Tout le monde en voiture, direction le Tennessee. Tout le monde, y compris le chat de la grand-mère qu’elle cache au moment de partir. Deux enfants, un bébé, un chat, et une grand-mère quasi tyrannique. Pas de problème, le voyage ne durera que quelques heures ! Avec une grand-mère qui n’arrête pas de parler. Avec une grand-mère qui veut s’arrêter dans un coin perdu pour voir une maison étrange dont elle a entendu parler. Elle convainc les deux enfants qui à leur tout exaspèrent tellement leur père… qu’ils ont un accident de voiture. Merci grand-mère !
Heureusement, une voiture arrive, et qui en sort ?
Le Désaxé !
La grand-mère le reconnaît et le tueur envoie ses deux complices dans les bois avec le fils et le petit-fils de la grand-mère. Deux coups de feu. La grand-mère commence à plaider pour sa propre vie, tout en appelant son fils. Le Désaxé réplique que Jésus est le seul qui a jamais ressuscité les morts. Quand les complices du Désaxé reviennent, c’est au tour de la mère, de la fille et du bébé. La grand-mère, elle, parle encore.
Au milieu de tout ça, le Désaxé exprime des doutes quand à la résurrection de Lazare… tout en devenant agité, en colère. Mais en colère contre qui ? La grand-mère, Jésus, lui-même ? Et d’un coup il lâche que dans la vie il n’y a « pas de plaisir, mais de la méchanceté ». La grand-mère, elle, ne sait pas trop que penser. En fait si : elle pense que le Désaxé est en train de craquer, qu’il va fondre en larmes. Que ce coeur de tueur a finalement trouvé la lumière. Elle tend alors la main et touche l’épaule du Désaxé avec tendresse en disant « Mais tu es un de mes bébés. Tu es un de mes propres enfants ! » Le Désaxé recule d’un bond, comme mordu par un serpent. Et il tue la grand-mère. Quand ses complices reviennent, le Désaxé remarque que la grand-mère aurait pu être une bonne personne si jamais il y avait eu quelqu’un pour la tuer chaque minute de sa vie.

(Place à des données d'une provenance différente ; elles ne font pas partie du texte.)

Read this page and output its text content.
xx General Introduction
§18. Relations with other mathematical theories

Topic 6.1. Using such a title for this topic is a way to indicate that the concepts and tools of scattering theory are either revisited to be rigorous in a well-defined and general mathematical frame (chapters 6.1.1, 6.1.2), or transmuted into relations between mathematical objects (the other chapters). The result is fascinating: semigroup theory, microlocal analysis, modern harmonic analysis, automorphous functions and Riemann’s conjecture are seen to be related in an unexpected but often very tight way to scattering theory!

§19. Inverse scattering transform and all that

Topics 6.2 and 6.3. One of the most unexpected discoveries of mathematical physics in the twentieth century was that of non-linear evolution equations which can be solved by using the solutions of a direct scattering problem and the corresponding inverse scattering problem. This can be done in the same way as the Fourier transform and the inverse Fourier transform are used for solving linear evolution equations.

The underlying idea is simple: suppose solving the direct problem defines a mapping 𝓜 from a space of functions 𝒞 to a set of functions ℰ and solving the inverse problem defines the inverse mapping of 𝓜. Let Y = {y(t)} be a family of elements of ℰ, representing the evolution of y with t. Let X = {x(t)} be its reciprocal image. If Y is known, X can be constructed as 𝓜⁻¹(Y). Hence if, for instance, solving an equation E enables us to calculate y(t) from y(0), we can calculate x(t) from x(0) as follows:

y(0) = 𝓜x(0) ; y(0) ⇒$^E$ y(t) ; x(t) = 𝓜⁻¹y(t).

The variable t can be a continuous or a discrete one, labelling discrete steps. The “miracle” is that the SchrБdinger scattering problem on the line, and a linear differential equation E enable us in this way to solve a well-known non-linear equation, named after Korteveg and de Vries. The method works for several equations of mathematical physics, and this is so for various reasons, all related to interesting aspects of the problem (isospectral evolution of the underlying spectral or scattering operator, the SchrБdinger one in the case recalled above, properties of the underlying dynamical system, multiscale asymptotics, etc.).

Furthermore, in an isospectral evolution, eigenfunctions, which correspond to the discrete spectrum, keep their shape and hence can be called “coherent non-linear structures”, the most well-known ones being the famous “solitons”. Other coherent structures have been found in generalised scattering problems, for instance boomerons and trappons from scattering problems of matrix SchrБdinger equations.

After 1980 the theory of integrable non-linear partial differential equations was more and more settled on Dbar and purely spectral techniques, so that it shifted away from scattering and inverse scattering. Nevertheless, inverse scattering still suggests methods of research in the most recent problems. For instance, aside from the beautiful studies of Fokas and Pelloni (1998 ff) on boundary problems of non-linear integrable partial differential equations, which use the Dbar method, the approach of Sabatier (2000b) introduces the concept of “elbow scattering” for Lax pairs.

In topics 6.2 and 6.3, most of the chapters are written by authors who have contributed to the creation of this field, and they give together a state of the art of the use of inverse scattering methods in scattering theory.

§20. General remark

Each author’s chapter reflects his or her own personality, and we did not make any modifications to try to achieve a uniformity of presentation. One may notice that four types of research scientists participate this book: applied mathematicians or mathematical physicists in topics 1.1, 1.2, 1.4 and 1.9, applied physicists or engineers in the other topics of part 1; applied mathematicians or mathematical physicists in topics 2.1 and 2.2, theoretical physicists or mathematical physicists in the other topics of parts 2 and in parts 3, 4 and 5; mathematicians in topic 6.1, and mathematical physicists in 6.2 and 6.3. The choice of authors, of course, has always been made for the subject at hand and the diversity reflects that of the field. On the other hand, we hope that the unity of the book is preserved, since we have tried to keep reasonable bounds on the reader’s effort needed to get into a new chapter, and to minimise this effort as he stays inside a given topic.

C’est lorsque la foi de l’individu est faible, et non lorsqu’elle est forte, qu’il aura peur d’une représentation honnête et fictive de la vie
Cette histoire courte a été publiée par Flannery O’Connor en 1953 sous le titre « A good man is hard to find ». Auteure américaine et catholique convaincue, O’Connor eu du mal à se faire accepter dans son propre milieu catholique. Ce n’est pas très difficile à comprendre. L’histoire ci-dessus est un bon exemple. Si vous êtes chrétien, vous allez attendre d’un auteur chrétien qu’il parle de… d’espérance, de grâce, ou de résurrection. Vous attendrez que l’histoire finisse sur une note positive. Bien sûr O’Connor était très consciente du fait que de nombreux lecteurs catholiques s’opposaient à son style d’écriture. Elle décrit cette critique ainsi :
« Les lecteurs catholiques sont constamment offensés et scandalisés par des romans qu’ils ne sont pas équipés pour lire, et ce sont souvent des œuvres imprégnées d’un esprit chrétien. C’est lorsque la foi de l’individu est faible, et non lorsqu’elle est forte, qu’il aura peur d’une représentation honnête et fictive de la vie, et lorsqu’il y a une tendance à compartimenter le spirituel et à le faire résider dans un certain type de vie seulement, le sens du surnaturel est généralement susceptible de se perdre. »1
En d’autres mots : le problème des chrétiens qui sont scandalisés par les histoires de O’Connor, comme celle ci-dessus, c’est que nous ne savons pas ce qu’est la « vraie vie ». Elle cherche donc à réveiller ses lecteurs, catholiques ou non… et pour cela elle n’hésite pas à utiliser la violence qui est commune dans le monde. Elle écrit d’ailleurs ceci :
« Le romancier qui a des préoccupations chrétiennes trouvera dans la vie moderne des distorsions qui le répugnent, et son problème sera de les faire apparaître comme des distorsions à un public habitué à les voir comme naturelles ; et il pourrait bien être forcé d’adopter des moyens toujours plus violents pour faire passer sa vision à ce public hostile. »2
Pour réveiller ses lecteurs, O’Connor utilisa un genre bien particulier : celui du grotesque. C’est l’approche littéraire qui, tant dans sa forme que dans son contenu, essaie de détourner ce qui paraît normal pour le rendre anormal, étrange, choquant. C’est un genre fondé sur la déformation l’exagération qui a pour but de surprendre et/ou de choquer le public. Pour O’Connor, le grotesque éveille le lecteur par sa distorsion même. Il peint une partie de l’humanité de façon gargantuesque et pervertie.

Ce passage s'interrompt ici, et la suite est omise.